Rant (was Re: x*x if x>10
Diez B. Roggisch
deets at nospam.web.de
Sun Jul 27 10:41:19 EDT 2008
DaveM schrieb:
> On Sun, 27 Jul 2008 05:24:36 -0700 (PDT), alex23 <wuwei23 at gmail.com> wrote:
>
>> On Jul 27, 10:13 pm, ssecorp <circularf... at gmail.com> wrote:
>>> I have seen somewhere that you can write something like:
>
>>> x*x if x>10
>>> but exactly that doesn't work and I can't get any variation to work.
>
>> It's called a ternary operator. The format is:
>> <label> = <true-value> if <condition> else <false-value>
>
> I've seen the PERL saying/motto/boast, "There's more than one way to do it"
> derided on more than one occasion on this group so what's the reason for
> this additional way to put an if else statement on one line? Are "and" and
> "or" constructions to produce the same effect not supported for this use?
You obviously aren't aware of the pitfalls regarding the mis-use of or
and and for this usage.
Try this:
>>> a = True
>>> b = 1
>>> c = 2
>>> a and b or c
1
>>> a = False
>>> a and b or c
2
>>> a = True
>>> b = None
>>> a and b or c
2
>>>
> Afterwards I tried various formulae using "reduce" , falling foul
> of the "=" catch on one occasion. Now I'm not a professional programmer, so
> there may be good reasons for a single object to have multiple names in a
> program, but it sounds like a recipe for disaster to me.

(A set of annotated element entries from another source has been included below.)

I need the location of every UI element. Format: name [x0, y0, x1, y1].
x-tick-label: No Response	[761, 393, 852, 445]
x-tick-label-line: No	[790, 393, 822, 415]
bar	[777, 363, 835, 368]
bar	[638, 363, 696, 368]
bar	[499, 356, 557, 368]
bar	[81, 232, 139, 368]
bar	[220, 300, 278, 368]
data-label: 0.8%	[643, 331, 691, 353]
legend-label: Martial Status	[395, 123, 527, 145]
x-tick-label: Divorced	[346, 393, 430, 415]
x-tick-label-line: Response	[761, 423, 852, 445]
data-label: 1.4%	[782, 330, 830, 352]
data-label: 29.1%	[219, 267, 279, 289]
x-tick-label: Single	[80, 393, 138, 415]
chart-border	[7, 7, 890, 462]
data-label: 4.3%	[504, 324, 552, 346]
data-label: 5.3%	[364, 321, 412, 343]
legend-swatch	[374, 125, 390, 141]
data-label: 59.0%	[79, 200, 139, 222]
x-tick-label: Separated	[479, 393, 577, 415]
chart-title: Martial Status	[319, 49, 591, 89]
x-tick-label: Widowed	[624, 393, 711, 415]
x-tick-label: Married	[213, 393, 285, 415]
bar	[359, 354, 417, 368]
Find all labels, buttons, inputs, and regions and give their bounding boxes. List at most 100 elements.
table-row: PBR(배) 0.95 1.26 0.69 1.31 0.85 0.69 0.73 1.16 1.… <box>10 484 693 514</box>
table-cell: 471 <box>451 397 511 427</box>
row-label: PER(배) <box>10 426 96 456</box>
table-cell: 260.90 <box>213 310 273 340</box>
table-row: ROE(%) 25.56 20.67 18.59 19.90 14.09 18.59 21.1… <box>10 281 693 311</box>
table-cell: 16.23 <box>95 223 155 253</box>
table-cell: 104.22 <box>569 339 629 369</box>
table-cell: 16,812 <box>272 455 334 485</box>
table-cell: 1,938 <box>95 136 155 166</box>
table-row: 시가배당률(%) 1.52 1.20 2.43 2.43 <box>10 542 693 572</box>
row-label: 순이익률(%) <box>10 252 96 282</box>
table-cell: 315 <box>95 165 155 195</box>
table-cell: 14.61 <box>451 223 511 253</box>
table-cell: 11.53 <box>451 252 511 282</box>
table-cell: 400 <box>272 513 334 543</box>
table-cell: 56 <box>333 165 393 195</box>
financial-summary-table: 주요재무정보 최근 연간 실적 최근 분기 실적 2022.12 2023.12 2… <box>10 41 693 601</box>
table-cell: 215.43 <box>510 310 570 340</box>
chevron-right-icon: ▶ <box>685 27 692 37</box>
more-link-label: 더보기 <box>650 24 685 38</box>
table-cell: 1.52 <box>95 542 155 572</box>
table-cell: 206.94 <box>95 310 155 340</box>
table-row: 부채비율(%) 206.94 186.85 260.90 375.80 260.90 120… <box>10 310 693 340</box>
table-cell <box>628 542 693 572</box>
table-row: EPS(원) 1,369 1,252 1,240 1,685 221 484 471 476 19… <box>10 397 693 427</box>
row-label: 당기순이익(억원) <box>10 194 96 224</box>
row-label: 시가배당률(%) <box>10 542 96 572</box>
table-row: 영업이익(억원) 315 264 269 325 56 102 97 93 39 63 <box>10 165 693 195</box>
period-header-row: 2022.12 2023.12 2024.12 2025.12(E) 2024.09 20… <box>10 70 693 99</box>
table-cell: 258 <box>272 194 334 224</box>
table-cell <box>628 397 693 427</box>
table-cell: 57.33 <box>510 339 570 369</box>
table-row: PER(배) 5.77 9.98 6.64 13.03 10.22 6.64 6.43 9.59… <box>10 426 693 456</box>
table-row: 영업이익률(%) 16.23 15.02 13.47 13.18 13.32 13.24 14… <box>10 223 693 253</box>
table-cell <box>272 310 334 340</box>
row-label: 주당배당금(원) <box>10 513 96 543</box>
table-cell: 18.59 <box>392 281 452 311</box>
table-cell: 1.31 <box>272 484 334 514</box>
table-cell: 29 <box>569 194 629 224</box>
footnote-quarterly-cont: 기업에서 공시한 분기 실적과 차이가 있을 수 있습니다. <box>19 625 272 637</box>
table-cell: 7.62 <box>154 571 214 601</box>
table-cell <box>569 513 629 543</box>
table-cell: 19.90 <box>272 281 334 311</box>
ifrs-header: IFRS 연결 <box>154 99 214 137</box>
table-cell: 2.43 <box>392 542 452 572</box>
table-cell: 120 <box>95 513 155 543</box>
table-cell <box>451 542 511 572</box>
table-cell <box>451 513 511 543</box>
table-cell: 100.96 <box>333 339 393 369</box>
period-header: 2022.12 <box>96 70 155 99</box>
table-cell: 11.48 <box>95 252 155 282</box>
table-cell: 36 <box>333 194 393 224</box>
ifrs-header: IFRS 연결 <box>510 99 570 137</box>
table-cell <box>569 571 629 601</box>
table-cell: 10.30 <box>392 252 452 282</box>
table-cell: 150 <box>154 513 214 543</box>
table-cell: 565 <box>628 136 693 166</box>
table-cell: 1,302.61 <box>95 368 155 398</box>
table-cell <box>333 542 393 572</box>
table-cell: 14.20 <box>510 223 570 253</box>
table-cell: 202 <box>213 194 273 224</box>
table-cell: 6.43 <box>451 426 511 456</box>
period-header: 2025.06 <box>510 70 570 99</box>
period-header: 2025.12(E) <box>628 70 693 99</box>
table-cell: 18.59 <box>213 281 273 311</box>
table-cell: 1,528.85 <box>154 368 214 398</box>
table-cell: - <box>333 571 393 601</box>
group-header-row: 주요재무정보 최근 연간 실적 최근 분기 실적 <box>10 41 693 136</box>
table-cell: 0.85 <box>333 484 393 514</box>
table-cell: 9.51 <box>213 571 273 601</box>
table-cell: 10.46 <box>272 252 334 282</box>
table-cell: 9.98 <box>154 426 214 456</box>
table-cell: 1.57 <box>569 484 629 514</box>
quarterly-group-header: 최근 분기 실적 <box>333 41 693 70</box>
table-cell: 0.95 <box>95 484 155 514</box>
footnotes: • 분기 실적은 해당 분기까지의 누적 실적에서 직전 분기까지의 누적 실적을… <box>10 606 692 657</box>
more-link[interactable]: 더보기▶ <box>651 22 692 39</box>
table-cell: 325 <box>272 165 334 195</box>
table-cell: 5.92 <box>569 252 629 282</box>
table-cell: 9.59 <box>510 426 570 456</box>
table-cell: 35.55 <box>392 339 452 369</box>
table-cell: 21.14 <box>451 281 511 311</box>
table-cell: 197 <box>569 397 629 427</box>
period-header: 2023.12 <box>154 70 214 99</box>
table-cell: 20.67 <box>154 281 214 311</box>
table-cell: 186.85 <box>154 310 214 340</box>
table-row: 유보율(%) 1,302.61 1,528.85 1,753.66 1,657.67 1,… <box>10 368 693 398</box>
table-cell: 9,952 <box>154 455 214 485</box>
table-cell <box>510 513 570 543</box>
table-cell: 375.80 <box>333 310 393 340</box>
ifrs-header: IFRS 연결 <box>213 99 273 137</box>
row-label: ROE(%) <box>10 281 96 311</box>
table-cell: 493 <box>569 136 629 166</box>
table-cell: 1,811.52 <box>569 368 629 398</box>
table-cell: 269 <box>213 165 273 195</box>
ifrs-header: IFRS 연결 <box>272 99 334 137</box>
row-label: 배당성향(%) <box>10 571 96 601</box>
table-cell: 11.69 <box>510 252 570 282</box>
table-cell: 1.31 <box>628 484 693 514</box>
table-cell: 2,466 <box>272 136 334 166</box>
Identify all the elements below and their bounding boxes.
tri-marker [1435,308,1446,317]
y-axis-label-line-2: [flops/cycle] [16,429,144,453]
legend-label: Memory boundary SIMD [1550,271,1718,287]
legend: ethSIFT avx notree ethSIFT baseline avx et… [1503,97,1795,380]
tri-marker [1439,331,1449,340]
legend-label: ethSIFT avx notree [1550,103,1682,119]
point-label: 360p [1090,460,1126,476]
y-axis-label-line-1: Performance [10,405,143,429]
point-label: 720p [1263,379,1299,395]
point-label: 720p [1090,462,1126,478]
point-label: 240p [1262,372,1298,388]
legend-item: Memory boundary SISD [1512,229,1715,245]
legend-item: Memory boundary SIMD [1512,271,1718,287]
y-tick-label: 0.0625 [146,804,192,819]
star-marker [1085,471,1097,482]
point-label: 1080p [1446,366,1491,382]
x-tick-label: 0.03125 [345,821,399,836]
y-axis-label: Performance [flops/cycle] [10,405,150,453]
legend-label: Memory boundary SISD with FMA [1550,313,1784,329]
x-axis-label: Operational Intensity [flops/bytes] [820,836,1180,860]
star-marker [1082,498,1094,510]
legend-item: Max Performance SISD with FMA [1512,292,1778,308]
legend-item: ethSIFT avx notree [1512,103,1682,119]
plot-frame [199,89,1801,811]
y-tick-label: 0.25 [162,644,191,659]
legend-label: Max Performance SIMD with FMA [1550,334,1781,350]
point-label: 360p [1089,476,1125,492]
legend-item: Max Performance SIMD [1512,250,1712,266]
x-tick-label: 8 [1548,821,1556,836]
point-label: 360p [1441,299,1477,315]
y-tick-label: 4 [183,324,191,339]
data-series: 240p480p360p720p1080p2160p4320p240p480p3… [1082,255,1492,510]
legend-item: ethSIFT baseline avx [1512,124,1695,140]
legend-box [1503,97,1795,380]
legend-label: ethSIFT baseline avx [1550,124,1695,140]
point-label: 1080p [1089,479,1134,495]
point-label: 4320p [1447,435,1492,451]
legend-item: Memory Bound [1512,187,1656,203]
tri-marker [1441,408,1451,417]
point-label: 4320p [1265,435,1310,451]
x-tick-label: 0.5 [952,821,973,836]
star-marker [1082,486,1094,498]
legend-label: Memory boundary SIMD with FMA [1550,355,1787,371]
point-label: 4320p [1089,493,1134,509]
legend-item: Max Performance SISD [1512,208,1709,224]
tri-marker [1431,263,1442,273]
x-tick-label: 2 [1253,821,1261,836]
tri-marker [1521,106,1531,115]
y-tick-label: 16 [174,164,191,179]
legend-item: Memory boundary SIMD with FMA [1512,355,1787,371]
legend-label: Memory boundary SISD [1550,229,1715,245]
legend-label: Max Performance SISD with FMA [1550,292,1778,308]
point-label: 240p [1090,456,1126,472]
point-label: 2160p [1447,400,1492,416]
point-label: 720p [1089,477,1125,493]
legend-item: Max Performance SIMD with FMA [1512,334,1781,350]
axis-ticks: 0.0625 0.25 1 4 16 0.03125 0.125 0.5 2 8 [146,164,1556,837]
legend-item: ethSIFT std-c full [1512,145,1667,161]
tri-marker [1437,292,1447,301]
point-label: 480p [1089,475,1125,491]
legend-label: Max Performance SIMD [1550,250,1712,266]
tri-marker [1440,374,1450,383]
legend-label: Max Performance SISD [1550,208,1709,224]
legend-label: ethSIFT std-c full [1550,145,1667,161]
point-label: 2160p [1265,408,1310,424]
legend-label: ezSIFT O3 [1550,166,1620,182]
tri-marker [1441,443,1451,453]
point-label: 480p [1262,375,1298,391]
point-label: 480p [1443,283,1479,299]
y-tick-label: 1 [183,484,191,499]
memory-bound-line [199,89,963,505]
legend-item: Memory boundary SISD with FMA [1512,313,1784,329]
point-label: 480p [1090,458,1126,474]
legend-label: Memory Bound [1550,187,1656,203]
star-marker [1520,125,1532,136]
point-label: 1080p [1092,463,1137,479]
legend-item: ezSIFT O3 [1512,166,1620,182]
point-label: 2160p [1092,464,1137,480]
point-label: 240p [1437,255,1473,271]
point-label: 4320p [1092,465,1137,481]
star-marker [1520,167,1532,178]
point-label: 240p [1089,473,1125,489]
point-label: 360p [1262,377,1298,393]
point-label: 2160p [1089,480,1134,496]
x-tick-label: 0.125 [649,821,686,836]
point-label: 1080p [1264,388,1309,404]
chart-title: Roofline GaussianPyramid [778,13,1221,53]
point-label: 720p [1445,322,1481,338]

Can you tell us what you mean by "several names of one object"? You mean
this?
a = range(10)
b = a
id(a) == id(b)
? Passing references instead of values is an extremely important concept
of many languages, without it you would end up copying most of the time.
> Getting back to the
> list concatenation, I finally found the itertools.chain command which is the
> most compact and fastest (or second fastest by a trivial amount, I can't
> remember which). Along the way, I must have tried/used half a dozen methods,
> ...which brings me back my initial PERL comment. There's more than one way
> to do it in Python, too.
Any non-trivial task has that property. I don't know enough perl to have
an example ready that shows something that python has only one way of
doing and perl has several.
But I *do* know that taking the python zen literally is fruitless.